Winter is President and CEO of Genome British Columbia. Since 2001 he’s been leading this Vancouver based not-for-profit research organization that’s enabling British Columbia to become a world leader in selected areas of genomics R&D and to develop a vibrant life sciences cluster in the province.
It’s fascinating to hear him talk about analog computers. “They consisted of components like valves, memory drums, but you could see the beginning of change through solid state physics. Most of this was being driven by the space program and the military. It was all about getting electronics into smaller, lighter and more compact form.”
Seeing these changes piqued his interest, leading him to join the Federal government’s space program. He became responsible for what is today’s search and rescue SarSat satellite system. Canada was the third nation in space, the first to have a domestic satellite system in the world, and Winter was an influence early on.
Winter shared “the Canadian government said this has to be a priority because of how vital communications is to such a geographically vast country.” This also seems to illustrate how government communication priorities have not necessarily changed for the better over the years.
At the time, and being a national priority Winter was given to opportunity to travel the country and meet with companies potentially interested in satellite, remote sensing or other related technology. One of those interested companies in the 1970s was Vancouver’s Macdonald Dettwiler, “‘who’d done a great job of attracting very entrepreneurial people,” according to Winter.
It was this group of people who were essentially some of our early software pioneers. He said, “they were looking at the processing of sensing data. In those days people understood hardware, software was basically FORTRAN cards, and embedded software was barely even embryonic. But, this team proved to be early leaders in developing this important marriage of software with hardware.”
His communication career is also highlighted in his role as President and CEO of MPR Teltech during which time he saw the spin out of six companies including PMC-Sierra and Sierra Wireless. The next eureka moment came while visiting his son at Queens University, who “excitedly talked about the Human Genome Project coming to a conclusion in 2001. I got very interested in the project and what DNA was because to me it looked like a software problem.”
He added “it’s interesting because I think biology is becoming an information science. Any significant enabling technology has gone through a long process of developing and testing different applications to really see where it takes root. In genomics we’ve only been going for ten years, and already sequencing costs have come down from the first project being $3 billion to now being about $1000. It’s actually moving faster than Moore’s Law.”
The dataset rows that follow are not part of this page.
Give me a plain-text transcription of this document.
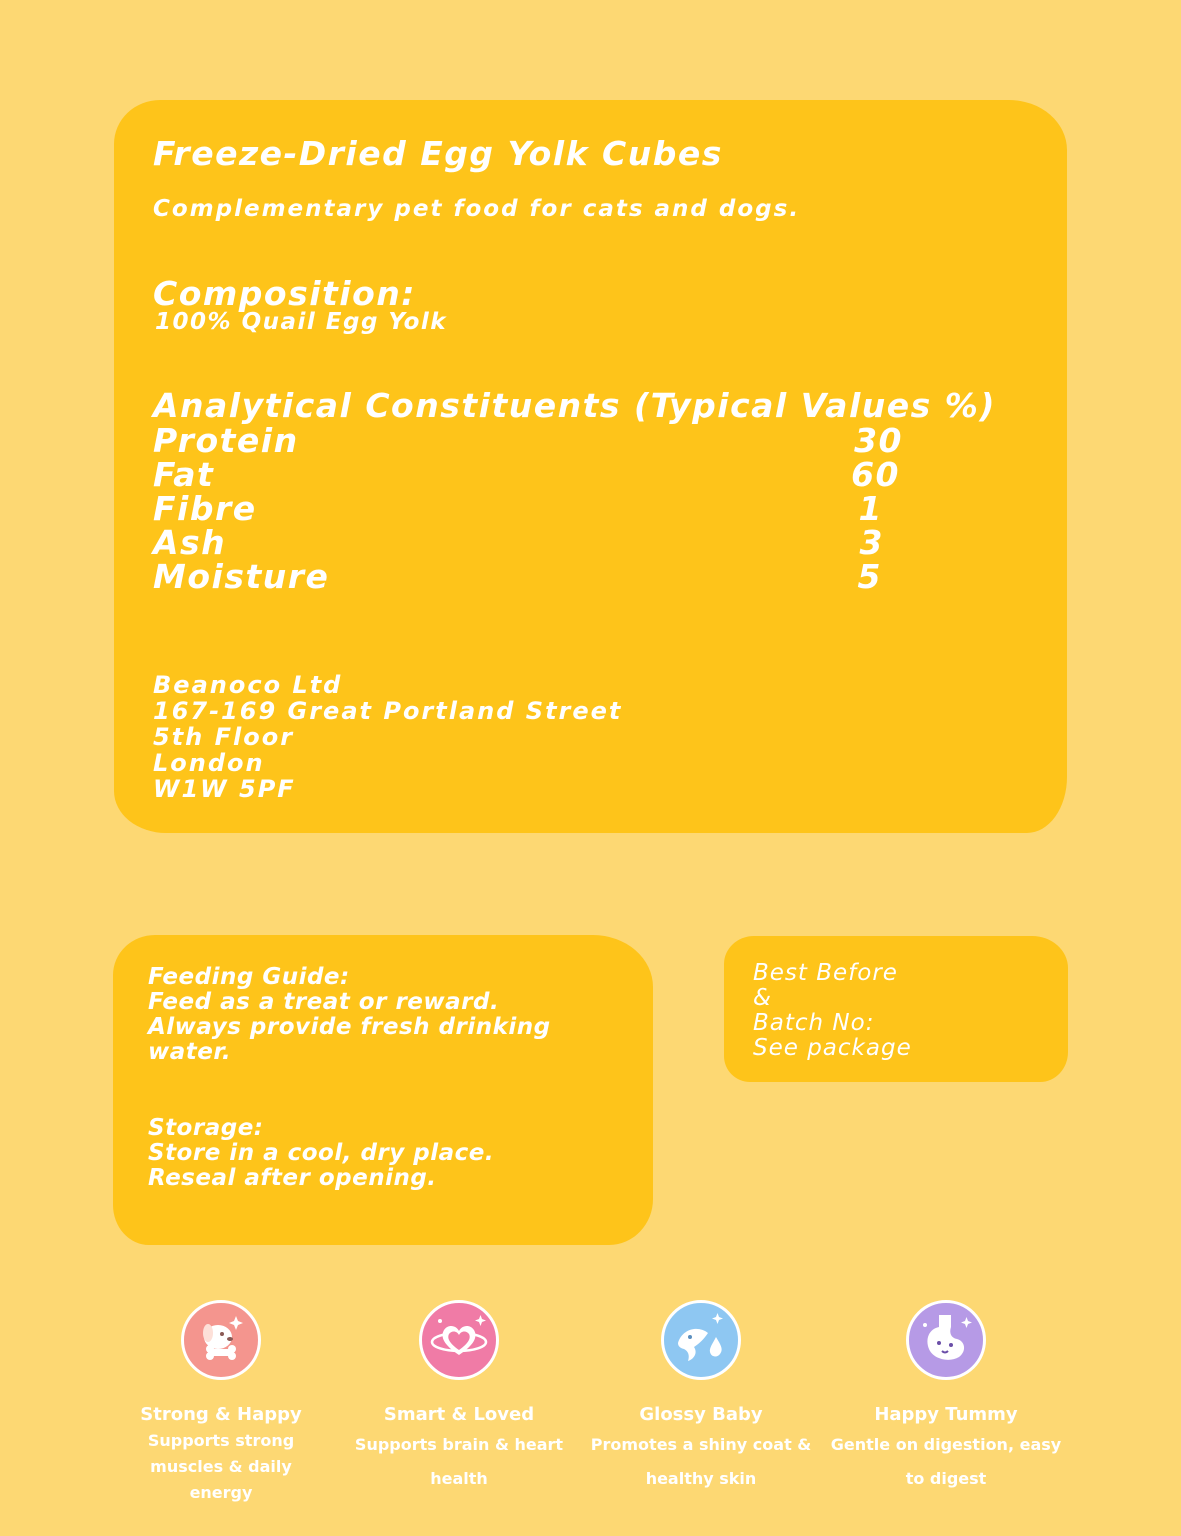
Freeze-Dried Egg Yolk Cubes
Complementary pet food for cats and dogs.
Composition:
100% Quail Egg Yolk
Analytical Constituents (Typical Values %)
Protein	30
Fat	60
Fibre	1
Ash	3
Moisture	5
Beanoco Ltd
167-169 Great Portland Street
5th Floor
London
W1W 5PF
Feeding Guide:
Feed as a treat or reward.
Always provide fresh drinking
water.
Storage:
Store in a cool, dry place.
Reseal after opening.
Best Before
&
Batch No:
See package
Strong & Happy
Supports strong
muscles & daily
energy
Smart & Loved
Supports brain & heart
health
Glossy Baby
Promotes a shiny coat &
healthy skin
Happy Tummy
Gentle on digestion, easy
to digest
Winter touched on how fast this technology is moving in healthcare. Procedures like newborn screening now being genomics based, cancer cells being sequenced to deliver precision targeted treatments, and how detecting an infectious disease like SARS is done by sequencing the virus is becoming more routine.
Beyond the impact genomics technology will have in healthcare in terms of potentially bringing down costs, making it more effective and personalized, he talked about it’s role in our natural world. For instance in forestry, “the mountain pine beetle was a huge disaster, so the issue is what do you plant next that’s more resistant to pests and the changing climate? In fisheries, the challenge is dealing with the tracking of pathogens both in the farmed and natural environment. Or take the mining industry where we’re looking at the microbial breakdown of toxins from tailing ponds.”
Thinking about the progression of IT this last 30 years and applying an exponential growth curve to genomic technology, Winter’s lens looks to a future of amazing and meaningful scientific discoveries.